We can now create a convenience wrapper function that only takes two input tensors, and (1) checks any shape constraint; (2) allocates the output; (3) launches the above kernel.

def matmul(a, b):
    # Check constraints and allocate output
    M, K = a.shape
    K, N = b.shape
    c = torch.empty((M, N), device=a.device, dtype=torch.float16)
    
    # Launch kernel
    grid = lambda META: (triton.cdiv(M, META['BLOCK_SIZE_M']) * 
                         triton.cdiv(N, META['BLOCK_SIZE_N']), )
    matmul_kernel[grid](
        a, b, c, M, N, K,
        a.stride(0), a.stride(1), b.stride(0), b.stride(1), 
        c.stride(0), c.stride(1),
    )
    return c

To this point, the tutorial has come to an end. I don't think this tutorial comprehensively covered everything one needs to understand matmul in Triton (e.g.
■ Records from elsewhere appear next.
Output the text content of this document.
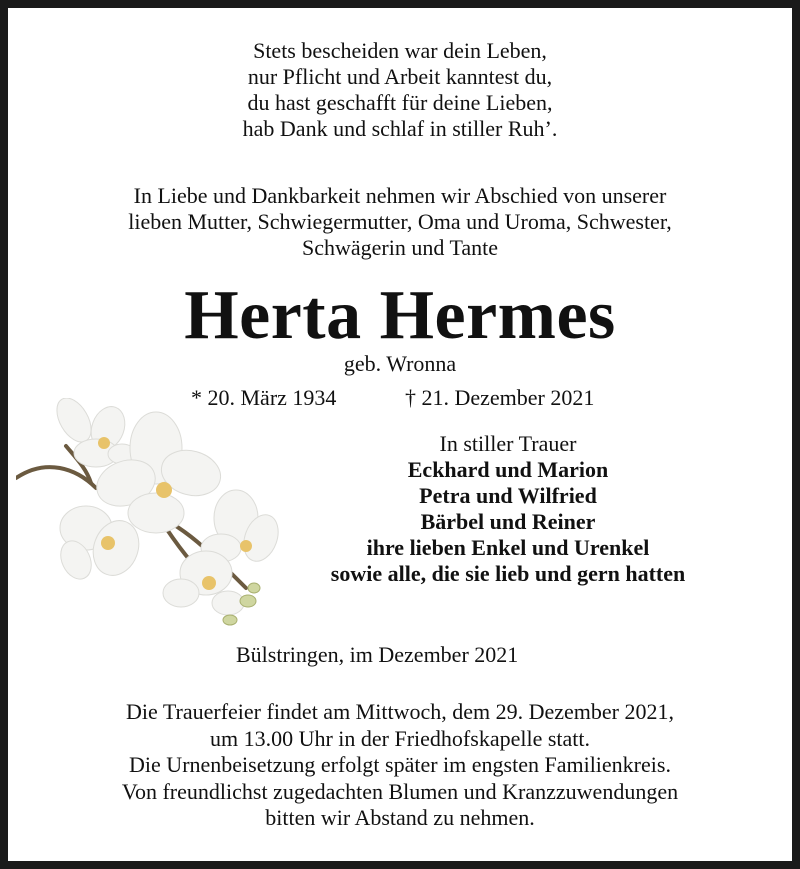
Stets bescheiden war dein Leben,
nur Pflicht und Arbeit kanntest du,
du hast geschafft für deine Lieben,
hab Dank und schlaf in stiller Ruh’.
In Liebe und Dankbarkeit nehmen wir Abschied von unserer
lieben Mutter, Schwiegermutter, Oma und Uroma, Schwester,
Schwägerin und Tante
Herta Hermes
geb. Wronna
* 20. März 1934	† 21. Dezember 2021
In stiller Trauer
Eckhard und Marion
Petra und Wilfried
Bärbel und Reiner
ihre lieben Enkel und Urenkel
sowie alle, die sie lieb und gern hatten
Bülstringen, im Dezember 2021
Die Trauerfeier findet am Mittwoch, dem 29. Dezember 2021,
um 13.00 Uhr in der Friedhofskapelle statt.
Die Urnenbeisetzung erfolgt später im engsten Familienkreis.
Von freundlichst zugedachten Blumen und Kranzzuwendungen
bitten wir Abstand zu nehmen.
I did not cover the basic language syntax). When I was learning on my own, I turned to a great amount of tutorials and q&as with gpt, so my purpose for writing this blog is rather to provide a starting point of understanding the field. Right now when I'm typing these letters down, I'm also just on day 3 of learning Triton from scratch!

The tutorial documentation is a great place to visit next.